Before we decided on where to store the data, I created a script that stored that data in MongoDB. This is important because we wanted to make sure that we could store the data in a suitable database infrastructure.
library(RODBC)
library(mongolite)
library(knitr)
library(kableExtra)
library(stringr)
library(dplyr)
library(tidyr)
library(scales)
library(ggplot2)
library(plotly)
library(maps)
library(mapdata)
library(ggrepel) #not using this at the moment, but it does give the option to add labels. While not useful for the
First we have to connect to an existing Mongo database. It is assumed that the mongo database is already running on the machine and is ready to accept connections. We have to drop all the tables prior to loading the data again to make sure that the data we are storing is clean and there are no duplicates.
mbreast <- mongo("breast")
mdigothr <- mongo("digothr")
mmalegen <- mongo("malegen")
mfemgen <- mongo("femgent")
mother <- mongo("other")
mrespir <- mongo("respir")
mcolrect <- mongo("colrect")
mlymyleuk <- mongo("lymyleuk")
murinary <- mongo("urinary")
mbreast$drop()
mdigothr$drop()
mmalegen$drop()
mfemgen$drop()
mother$drop()
mrespir$drop()
mcolrect$drop()
mlymyleuk$drop()
murinary$drop()
This was a pretty straightforward set of commands. The process repeats itself for all parsed SEER Cancer data.
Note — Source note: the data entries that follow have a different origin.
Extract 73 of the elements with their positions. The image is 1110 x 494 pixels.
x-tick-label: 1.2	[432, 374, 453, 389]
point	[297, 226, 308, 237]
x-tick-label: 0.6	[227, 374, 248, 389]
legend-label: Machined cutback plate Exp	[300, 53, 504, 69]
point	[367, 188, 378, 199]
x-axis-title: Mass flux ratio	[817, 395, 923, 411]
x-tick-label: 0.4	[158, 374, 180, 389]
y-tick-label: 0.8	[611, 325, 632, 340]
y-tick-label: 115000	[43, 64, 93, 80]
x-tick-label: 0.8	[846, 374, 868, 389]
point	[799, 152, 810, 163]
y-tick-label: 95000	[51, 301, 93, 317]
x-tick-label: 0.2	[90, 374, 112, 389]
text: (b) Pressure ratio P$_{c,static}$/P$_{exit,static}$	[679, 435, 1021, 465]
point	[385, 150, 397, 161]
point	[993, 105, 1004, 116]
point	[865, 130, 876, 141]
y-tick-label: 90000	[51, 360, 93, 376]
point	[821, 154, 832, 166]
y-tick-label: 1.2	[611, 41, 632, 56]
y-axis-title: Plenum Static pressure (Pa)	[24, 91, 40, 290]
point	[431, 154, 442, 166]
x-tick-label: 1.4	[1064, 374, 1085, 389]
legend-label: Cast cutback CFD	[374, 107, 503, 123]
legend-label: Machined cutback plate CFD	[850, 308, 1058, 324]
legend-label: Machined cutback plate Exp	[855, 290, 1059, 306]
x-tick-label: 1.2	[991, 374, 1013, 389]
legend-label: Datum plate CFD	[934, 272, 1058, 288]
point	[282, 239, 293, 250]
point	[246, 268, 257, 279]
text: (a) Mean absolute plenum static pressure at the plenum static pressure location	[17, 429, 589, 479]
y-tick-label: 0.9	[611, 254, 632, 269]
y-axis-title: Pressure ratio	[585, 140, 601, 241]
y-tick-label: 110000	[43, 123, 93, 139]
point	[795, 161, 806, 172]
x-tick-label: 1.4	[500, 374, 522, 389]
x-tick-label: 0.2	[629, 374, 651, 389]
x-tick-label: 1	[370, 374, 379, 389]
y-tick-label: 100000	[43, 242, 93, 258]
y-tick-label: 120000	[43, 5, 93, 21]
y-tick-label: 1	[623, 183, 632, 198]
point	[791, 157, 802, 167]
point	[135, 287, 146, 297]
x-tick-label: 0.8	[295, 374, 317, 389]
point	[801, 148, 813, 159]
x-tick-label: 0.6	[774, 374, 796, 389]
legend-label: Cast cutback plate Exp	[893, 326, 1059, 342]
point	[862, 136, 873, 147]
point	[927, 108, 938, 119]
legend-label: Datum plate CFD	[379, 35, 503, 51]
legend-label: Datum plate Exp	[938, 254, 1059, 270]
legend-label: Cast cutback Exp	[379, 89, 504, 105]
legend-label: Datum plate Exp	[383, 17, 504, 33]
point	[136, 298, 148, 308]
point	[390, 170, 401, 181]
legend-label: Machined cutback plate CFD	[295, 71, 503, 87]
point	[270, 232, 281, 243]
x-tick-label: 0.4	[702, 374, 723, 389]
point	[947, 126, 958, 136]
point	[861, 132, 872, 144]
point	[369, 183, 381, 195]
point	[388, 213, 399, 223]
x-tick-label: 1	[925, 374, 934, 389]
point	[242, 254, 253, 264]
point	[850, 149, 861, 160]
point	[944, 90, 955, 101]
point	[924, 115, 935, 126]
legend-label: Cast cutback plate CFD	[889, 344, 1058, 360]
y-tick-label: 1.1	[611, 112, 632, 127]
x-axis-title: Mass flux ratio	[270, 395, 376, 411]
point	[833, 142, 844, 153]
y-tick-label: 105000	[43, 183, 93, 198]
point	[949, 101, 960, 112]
For each CSV file, we opened it and stored the data in its appropriate collection.
# Open up each CSV file and store in mongodb
dfbreast = read.csv("c:/SEER/output/breast.csv")
mbreast$insert(dfbreast)
## List of 5
## $ nInserted : num 1631572
## $ nMatched : num 0
## $ nRemoved : num 0
## $ nUpserted : num 0
## $ writeErrors: list()
## [1] "Finished loading BREAST CANCER data."
## List of 5
## $ nInserted : num 790188
## $ nMatched : num 0
## $ nRemoved : num 0
## $ nUpserted : num 0
## $ writeErrors: list()
## [1] "Finished loading OTHER DIGESTIVE CANCER data."
## List of 5
## $ nInserted : num 1334496
## $ nMatched : num 0
## $ nRemoved : num 0
## $ nUpserted : num 0
## $ writeErrors: list()
## [1] "Finished loading MALE GENITAL CANCER data."
## List of 5
## $ nInserted : num 618134
## $ nMatched : num 0
## $ nRemoved : num 0
## $ nUpserted : num 0
## $ writeErrors: list()
## [1] "Finished loading FEMALE GENITAL CANCER data."
## List of 5
## $ nInserted : num 1840653
## $ nMatched : num 0
## $ nRemoved : num 0
## $ nUpserted : num 0
## $ writeErrors: list()
## [1] "Finished loading OTHER SITES CANCER data."
## List of 5
## $ nInserted : num 1312846
## $ nMatched : num 0
## $ nRemoved : num 0
## $ nUpserted : num 0
## $ writeErrors: list()
## [1] "Finished loading RESPIRATORY CANCER data."
## List of 5
## $ nInserted : num 1022999
## $ nMatched : num 0
## $ nRemoved : num 0
## $ nUpserted : num 0
## $ writeErrors: list()
## [1] "Finished loading COLON AND RECTAL CANCER data."
## List of 5
## $ nInserted : num 808182
## $ nMatched : num 0
## $ nRemoved : num 0
## $ nUpserted : num 0
## $ writeErrors: list()
## [1] "Finished loading LYMPHOMA AND LEUKEMIA CANCER data."
## List of 5
## $ nInserted : num 691744
## $ nMatched : num 0
## $ nRemoved : num 0
## $ nUpserted : num 0
## $ writeErrors: list()
## [1] "Finished loading URINARY CANCER data."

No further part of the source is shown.